Sinema ve Duyguların Sarsıcı Dansı: Lori Jo Marso’dan Feministleşme Deneyimi!

Temmuz 7, 20254 dk okuma süresi

Sinema perdesi, bizi sadece güldüren, ağlatan ya da heyecanlandıran bir eğlence aracı mıdır? Yoksa, koltuğumuzda kıvranırken, rahatsız edici duygularla yüzleşirken, aslında dünyayı değiştirme arzusunu tetikleyen güçlü bir katalizör müdür? Lori Jo Marso’nun derinlemesine analizleri, feminist sinemanın işte bu “rahatsızlık” potansiyeline odaklanarak bize yepyeni bir pencere açıyor!

Marso, klasik Chantal Akerman’ın “Jeanne Dielman” (1975) gibi avangart eserlerden, Greta Gerwig’in “Barbie” (2023) gibi popüler filmlere kadar geniş bir yelpazeyi inceliyor. Geleneksel feminist film teorisyenlerinin ve yönetmenlerinin ırk ve cinsiyet çeşitliliğini artırmaya, zararlı stereotipleri kırmaya odaklandığı bir ortamda, Marso bambaşka bir şey öneriyor: Politik değişimin arzusunu tetikleyebilecek olan, tam da bu rahatsız edici duygulardır!

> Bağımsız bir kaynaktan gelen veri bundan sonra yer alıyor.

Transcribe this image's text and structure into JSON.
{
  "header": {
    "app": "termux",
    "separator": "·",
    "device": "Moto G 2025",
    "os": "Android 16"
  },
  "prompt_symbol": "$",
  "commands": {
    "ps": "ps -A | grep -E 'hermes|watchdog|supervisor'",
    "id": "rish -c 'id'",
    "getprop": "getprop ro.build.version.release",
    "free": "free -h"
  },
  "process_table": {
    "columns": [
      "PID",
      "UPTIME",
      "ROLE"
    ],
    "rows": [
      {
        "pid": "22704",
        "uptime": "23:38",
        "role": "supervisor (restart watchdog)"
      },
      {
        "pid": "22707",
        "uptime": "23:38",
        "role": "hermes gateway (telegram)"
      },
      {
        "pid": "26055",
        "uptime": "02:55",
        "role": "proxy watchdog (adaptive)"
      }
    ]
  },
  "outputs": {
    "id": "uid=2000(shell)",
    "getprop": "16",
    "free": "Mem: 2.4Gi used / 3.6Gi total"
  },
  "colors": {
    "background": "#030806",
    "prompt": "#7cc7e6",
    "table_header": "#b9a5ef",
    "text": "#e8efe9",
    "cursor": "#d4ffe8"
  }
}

Boğulma hissi, can sıkıntısı, utanç, “cringe” (iç burkan utanç) ve kararsızlık gibi bedensel duyumlar, feminist filmin kadınların birbirleriyle ve politik eylemle olan ilişkilerini dönüştürmek için en güçlü aracı haline geliyor.

Rahatsızlık Sanatı: Zihinlerimizi Altüst Eden Yönetmenler

Marso’nun tezi, iyi ve kötü hislerin basit çözümlerini reddeden bu belirsiz duyguların, izleyicileri sorgulayan ve kafası karışık bıraktığı yönünde. Ona göre, sinemacılar tam da bu rahatsız edici duyguları kullanarak duyularımızı karıştırıyor ve patriarkal, ırkçı ve varoluşsal kaygının politik koşullarıyla yüzleşmek ve incelemek için bir alan açıyorlar.

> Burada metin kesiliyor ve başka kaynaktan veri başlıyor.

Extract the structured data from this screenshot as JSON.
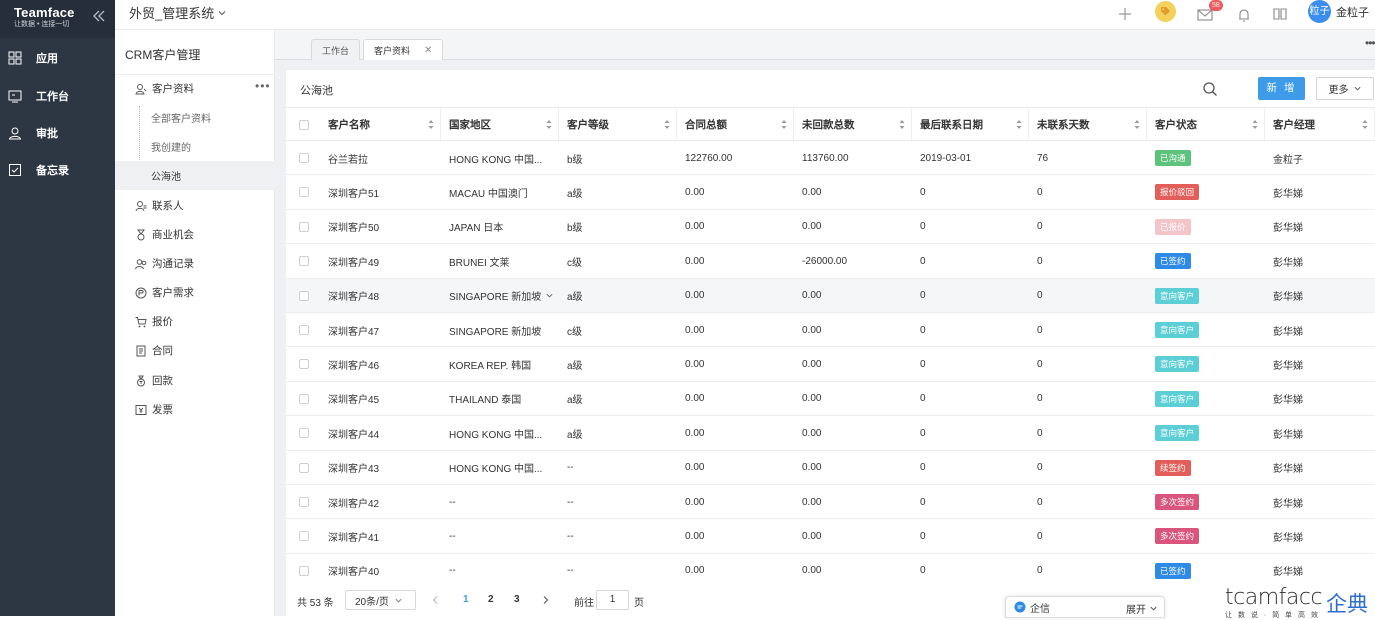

Chantal Akerman’ın sinematik dilinden ve Simone de Beauvoir’ın kız ve kadınların yaşamlarına olan fenomenolojik ilgisinden yola çıkarak, Marso; Mati Diop, Catherine Breillat, Joey Soloway, Emerald Fennell, Michaela Coel, Audrey Diwan, Alice Diop gibi birçok yönetmenin film ve televizyon çalışmalarını analiz ediyor. Bu yönetmenler, kamera, ses, kurgu ve yeni anlatı biçimlerini yenilikçi ve kasıtlı kullanımlarıyla, izleyicileri feminist gibi hissetmeye ve özgürlük olasılığını hissetmeye davet etmek için “rahatsızlığı” kullanıyorlar.

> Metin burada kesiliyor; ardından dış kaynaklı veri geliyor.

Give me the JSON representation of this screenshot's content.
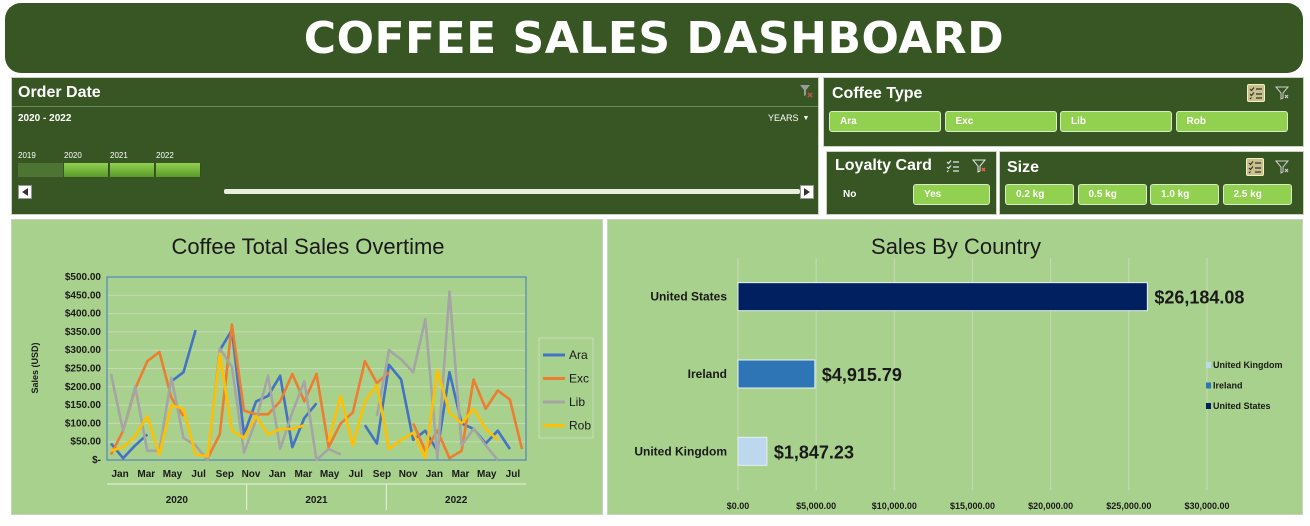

Bu tür filmler, bizi ırksal ve sömürgeci hiyerarşilere olan bağımlılıklarımızı, annelik ve romantizmin fanteziye dönüşen fikirlerini, bireyselleşmiş ve özerk özgürlük kavramlarımızı incelemeye zorluyor. Marso, tüm bunların geride bırakılması gerektiğini, çünkü ancak o zaman bakım, bağlantı ve eşitliğe değer veren ilişkisel bir özgürlüğü kucaklayabileceğimizi savunuyor.

Lori Jo Marso’nun bu bakış açısı, sinemaya sadece bir hikaye anlatıcısı olarak değil, aynı zamanda toplumsal bir dönüşümün tetikleyicisi olarak bakmamızı sağlıyor. Eğer filmlerin sadece rahatlatıcı bir kaçış değil, aynı zamanda düşünmeye, sorgulamaya ve hatta bazen rahatsız olmaya teşvik eden güçlü araçlar olduğuna inanıyorsanız, Marso’nun bu keşifleri sizin için çok şey ifade edecektir. Perdede gördüğünüz rahatsızlık, belki de zihninizdeki değişimin ilk kıvılcımıdır, kim bilir?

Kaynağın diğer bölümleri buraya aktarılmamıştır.